The rousing speech was meant to cap a three-country tour designed to showcase a confident Romney moving easily on the world stage. Instead, the Republican presidential candidate found himself dogged by verbal missteps in the United Kingdom and Israel.
At virtually the same time Romney finished his address in Warsaw, he unveiled a new, upbeat ad in the United States that talked about his business and government experience and his love for America. He also announced a new mobile app that will allow viewers to learn instantly of his vice presidential choice.
Stuart Stevens, Romney's chief strategist, insisted the entire journey was a success, despite Romney's suggestion last week that the British were not ready for the Summer Olympics, and on Monday, that Israel's economy thrived partly because of cultural differences with the Palestinians.
"Part of the reason you come on these trips is to learn and to get a better sense of how things are on the ground, to listen and be able to speak to them with more specificity and granularity and to have personal exchanges with people that you can build on," Stevens said.
"I think people look at it and get a better sense of what he would be like as president, what he believes as president," he said.
Tuesday was the last chapter in that process, as Romney spoke to about 400 people at the University of Warsaw Library.
The 15-minute address was aimed at driving home two key points: that market-driven economies can flourish as long as government stays out of the way, and that the United States must take a tough line against dictatorships and terrorists.
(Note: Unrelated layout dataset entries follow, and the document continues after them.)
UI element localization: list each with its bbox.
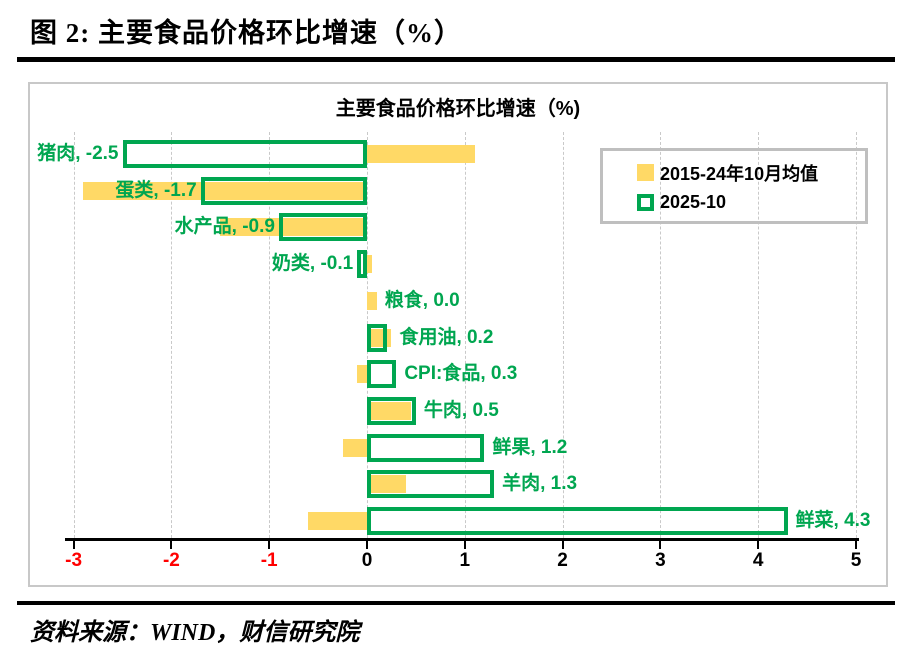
chart-title: 主要食品价格环比增速（%) — [335, 98, 581, 120]
bar-current-3 — [357, 250, 367, 279]
chart-legend: 2015-24年10月均值 2025-10 — [600, 148, 868, 224]
bar-data-label: 粮食, 0.0 — [384, 289, 460, 311]
bar-average-8 — [342, 438, 367, 457]
plot-area: -3 -2 -1 0 1 2 3 4 5 猪肉, -2.5 蛋类, -1.7 水产品, -0.9 奶类,… — [30, 84, 886, 585]
bar-current-1 — [200, 176, 367, 205]
legend-item-average: 2015-24年10月均值 — [637, 160, 865, 186]
axis-tick — [561, 538, 564, 549]
bar-data-label: 食用油, 0.2 — [399, 326, 494, 348]
x-tick-label: 5 — [850, 550, 862, 571]
axis-tick — [268, 538, 271, 549]
bar-average-0 — [367, 145, 475, 163]
bar-average-10 — [308, 512, 367, 530]
axis-tick — [659, 538, 662, 549]
bar-average-7 — [367, 401, 411, 420]
bar-current-9 — [367, 470, 495, 499]
gridline — [269, 132, 271, 538]
bar-average-4 — [367, 291, 377, 310]
x-tick-label: -3 — [65, 550, 83, 571]
bar-average-3 — [367, 255, 372, 274]
figure-title: 图 2: 主要食品价格环比增速（%） — [30, 18, 462, 48]
axis-tick — [757, 538, 760, 549]
bar-current-2 — [278, 213, 367, 242]
bar-data-label: CPI:食品, 0.3 — [404, 363, 518, 385]
legend-swatch-outline-icon — [637, 193, 654, 211]
bar-data-label: 奶类, -0.1 — [271, 253, 354, 275]
bar-current-8 — [367, 433, 485, 462]
bar-data-label: 水产品, -0.9 — [174, 216, 275, 238]
bar-data-label: 羊肉, 1.3 — [502, 473, 578, 495]
title-divider — [17, 57, 895, 62]
footer-divider — [17, 601, 895, 605]
gridline — [856, 132, 857, 538]
bar-current-10 — [367, 507, 788, 535]
bar-data-label: 鲜菜, 4.3 — [795, 510, 871, 531]
x-tick-label: 3 — [655, 550, 666, 571]
gridline — [562, 132, 564, 538]
x-tick-label: 1 — [459, 550, 471, 571]
bar-current-6 — [367, 360, 397, 389]
legend-label: 2025-10 — [660, 191, 727, 212]
gridline — [464, 132, 466, 538]
bar-data-label: 蛋类, -1.7 — [115, 179, 197, 201]
gridline — [73, 132, 75, 538]
bar-average-1 — [83, 181, 367, 200]
x-tick-label: 2 — [557, 550, 568, 571]
axis-tick — [72, 538, 75, 549]
bar-current-5 — [367, 323, 387, 352]
bar-current-0 — [122, 140, 367, 168]
bar-average-2 — [220, 218, 367, 237]
legend-item-current: 2025-10 — [637, 192, 865, 213]
source-note: 资料来源：WIND，财信研究院 — [30, 620, 360, 646]
bar-data-label: 牛肉, 0.5 — [423, 399, 499, 421]
x-tick-label: -2 — [162, 550, 180, 571]
x-axis-line — [65, 538, 859, 541]
bar-average-6 — [357, 365, 367, 384]
legend-label: 2015-24年10月均值 — [660, 163, 819, 184]
x-tick-label: 4 — [752, 550, 764, 571]
x-tick-label: -1 — [260, 550, 278, 571]
axis-tick — [463, 538, 466, 549]
bar-average-9 — [367, 475, 407, 494]
axis-tick — [366, 538, 368, 549]
bar-current-7 — [367, 396, 416, 425]
gridline — [171, 132, 173, 538]
bar-data-label: 猪肉, -2.5 — [37, 143, 119, 164]
axis-tick — [170, 538, 173, 549]
bar-data-label: 鲜果, 1.2 — [492, 436, 568, 458]
gridline — [660, 132, 662, 538]
chart-area: 主要食品价格环比增速（%) -3 -2 -1 0 1 2 3 4 5 猪肉, -2.5 蛋类, -1… — [28, 82, 888, 587]
legend-swatch-filled-icon — [637, 164, 654, 181]
gridline — [758, 132, 760, 538]
axis-tick — [855, 538, 857, 549]
x-tick-label: 0 — [361, 550, 373, 571]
"The world should pay close attention to the transformation of Poland's economy," Romney said. "A march toward economic liberty and smaller government has meant a march toward higher living standards, a strong military that defends liberty at home and abroad, and an important and growing role on the international stage."
Romney took aim at the Obama administration's efforts to have government actively involved in reviving the United States' wounded economy and made a veiled reference to the president's often futile bid to significantly reduce the federal debt.
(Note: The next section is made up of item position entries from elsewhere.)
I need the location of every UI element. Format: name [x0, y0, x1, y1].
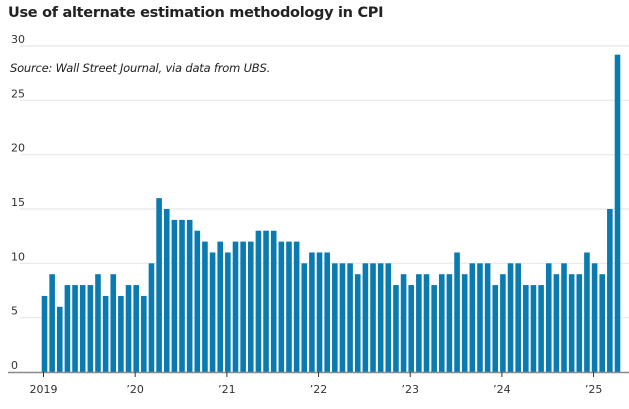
- bar-2021-12: 2021-12: 11: [309, 252, 315, 372]
- bar-2024-06: 2024-06: 8: [538, 285, 544, 372]
- y-axis-labels: 0 5 10 15 20 25 30: [11, 33, 25, 372]
- bar-2024-03: 2024-03: 10: [515, 263, 521, 372]
- bar-2023-02: 2023-02: 9: [416, 274, 422, 372]
- bar-2023-03: 2023-03: 9: [423, 274, 430, 372]
- bar-2021-10: 2021-10: 12: [293, 241, 300, 372]
- bar-2019-09: 2019-09: 7: [102, 295, 109, 372]
- bar-2022-12: 2022-12: 9: [400, 274, 407, 372]
- bar-2024-09: 2024-09: 10: [561, 263, 567, 372]
- y-tick-label: 10: [11, 250, 25, 263]
- bar-2022-10: 2022-10: 10: [385, 263, 392, 372]
- bar-2021-05: 2021-05: 13: [255, 230, 262, 372]
- bar-2022-02: 2022-02: 11: [324, 252, 330, 372]
- bar-2019-10: 2019-10: 9: [110, 274, 117, 372]
- bar-2019-01: 2019-01: 7: [41, 295, 48, 372]
- bar-2023-12: 2023-12: 8: [492, 285, 499, 372]
- bar-2022-01: 2022-01: 11: [316, 252, 323, 372]
- bar-2020-09: 2020-09: 13: [194, 230, 201, 372]
- bar-2020-12: 2020-12: 12: [217, 241, 224, 372]
- x-tick-label: ’23: [401, 383, 419, 396]
- bar-2020-06: 2020-06: 14: [171, 219, 178, 372]
- bar-2023-07: 2023-07: 11: [454, 252, 460, 372]
- bars: 2019-01: 72019-02: 92019-03: 62019-04: 8…: [41, 54, 621, 372]
- bar-2020-01: 2020-01: 8: [133, 285, 139, 372]
- x-tick-label: ’20: [126, 383, 144, 396]
- bar-2024-08: 2024-08: 9: [553, 274, 560, 372]
- bar-2024-10: 2024-10: 9: [568, 274, 575, 372]
- y-tick-label: 20: [11, 142, 25, 155]
- y-tick-label: 30: [11, 33, 25, 46]
- bar-2021-04: 2021-04: 12: [247, 241, 254, 372]
- bar-2020-03: 2020-03: 10: [148, 263, 155, 372]
- bar-2024-05: 2024-05: 8: [530, 285, 537, 372]
- chart-title: Use of alternate estimation methodology …: [8, 5, 384, 21]
- x-tick-label: ’22: [310, 383, 328, 396]
- bar-2024-04: 2024-04: 8: [523, 285, 529, 372]
- bar-2024-01: 2024-01: 9: [500, 274, 506, 372]
- bar-2021-09: 2021-09: 12: [286, 241, 292, 372]
- bar-2022-07: 2022-07: 10: [362, 263, 369, 372]
- bar-2020-11: 2020-11: 11: [209, 252, 216, 372]
- bar-2022-09: 2022-09: 10: [377, 263, 384, 372]
- bar-2023-06: 2023-06: 9: [446, 274, 453, 372]
- bar-2024-02: 2024-02: 10: [507, 263, 514, 372]
- bar-2021-02: 2021-02: 12: [232, 241, 239, 372]
- y-tick-label: 15: [11, 196, 25, 209]
- bar-2020-10: 2020-10: 12: [202, 241, 208, 372]
- y-tick-label: 25: [11, 87, 25, 100]
- bar-2020-04: 2020-04: 16: [156, 198, 162, 372]
- y-tick-label: 5: [11, 305, 18, 318]
- bar-2022-04: 2022-04: 10: [339, 263, 346, 372]
- bar-2021-11: 2021-11: 10: [301, 263, 308, 372]
- bar-2023-09: 2023-09: 10: [469, 263, 476, 372]
- bar-2020-08: 2020-08: 14: [186, 219, 193, 372]
- bar-2020-07: 2020-07: 14: [179, 219, 185, 372]
- bar-2019-06: 2019-06: 8: [79, 285, 86, 372]
- bar-2019-03: 2019-03: 6: [56, 306, 63, 372]
- x-tick-label: 2019: [30, 383, 58, 396]
- bar-2024-11: 2024-11: 9: [576, 274, 583, 372]
- bar-2019-02: 2019-02: 9: [49, 274, 55, 372]
- bar-2021-01: 2021-01: 11: [225, 252, 231, 372]
- x-tick-label: ’25: [585, 383, 603, 396]
- bar-2020-05: 2020-05: 15: [163, 209, 170, 372]
- bar-2024-07: 2024-07: 10: [545, 263, 552, 372]
- x-axis: 2019 ’20 ’21 ’22 ’23 ’24 ’25: [8, 371, 629, 396]
- bar-2022-05: 2022-05: 10: [347, 263, 353, 372]
- bar-2019-07: 2019-07: 8: [87, 285, 94, 372]
- bar-2022-06: 2022-06: 9: [354, 274, 361, 372]
- bar-2023-08: 2023-08: 9: [461, 274, 468, 372]
- x-tick-label: ’24: [493, 383, 511, 396]
- bar-2019-12: 2019-12: 8: [125, 285, 132, 372]
- x-tick-label: ’21: [218, 383, 236, 396]
- bar-2021-07: 2021-07: 13: [270, 230, 277, 372]
- bar-2024-12: 2024-12: 11: [584, 252, 590, 372]
- bar-2022-11: 2022-11: 8: [393, 285, 399, 372]
- bar-2023-05: 2023-05: 9: [438, 274, 445, 372]
- bar-2022-08: 2022-08: 10: [370, 263, 376, 372]
- y-tick-label: 0: [11, 359, 18, 372]
- bar-2019-05: 2019-05: 8: [72, 285, 78, 372]
- bar-2022-03: 2022-03: 10: [332, 263, 338, 372]
- bar-2019-11: 2019-11: 7: [118, 295, 124, 372]
- bar-2021-08: 2021-08: 12: [278, 241, 285, 372]
- bar-2019-08: 2019-08: 9: [95, 274, 101, 372]
- bar-2023-11: 2023-11: 10: [484, 263, 491, 372]
- bar-2023-10: 2023-10: 10: [477, 263, 483, 372]
- bar-2020-02: 2020-02: 7: [141, 295, 147, 372]
- bar-2021-03: 2021-03: 12: [240, 241, 246, 372]
- bar-2023-01: 2023-01: 8: [408, 285, 415, 372]
- bar-2021-06: 2021-06: 13: [263, 230, 269, 372]
- bar-2019-04: 2019-04: 8: [64, 285, 71, 372]
- chart-source-note: Source: Wall Street Journal, via data fr…: [10, 61, 271, 75]
- bar-2023-04: 2023-04: 8: [431, 285, 437, 372]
"Rather than heeding the false promise of a government-dominated economy, Poland sought to stimulate innovation, attract investment, expand trade and live within its means," Romney said. "Your success today is a reminder that the principles of free enterprise can propel an economy and transform a society."
Romney's speech got a polite response and mixed reviews.
"Nothing new; we know about freedom and war," said Artur Kozlowski, a Polish Senate official.
"He read off a Wikipedia page. It felt like he just got briefed yesterday about everything," complained Thomas Rudnicki, a student at Collegium Civitas, a Warsaw university.
Krzysztof Daniewski, president of the Harvard University Alumni Club of Poland, was more impressed.
"We'd like to hear this speech from President Obama," he said.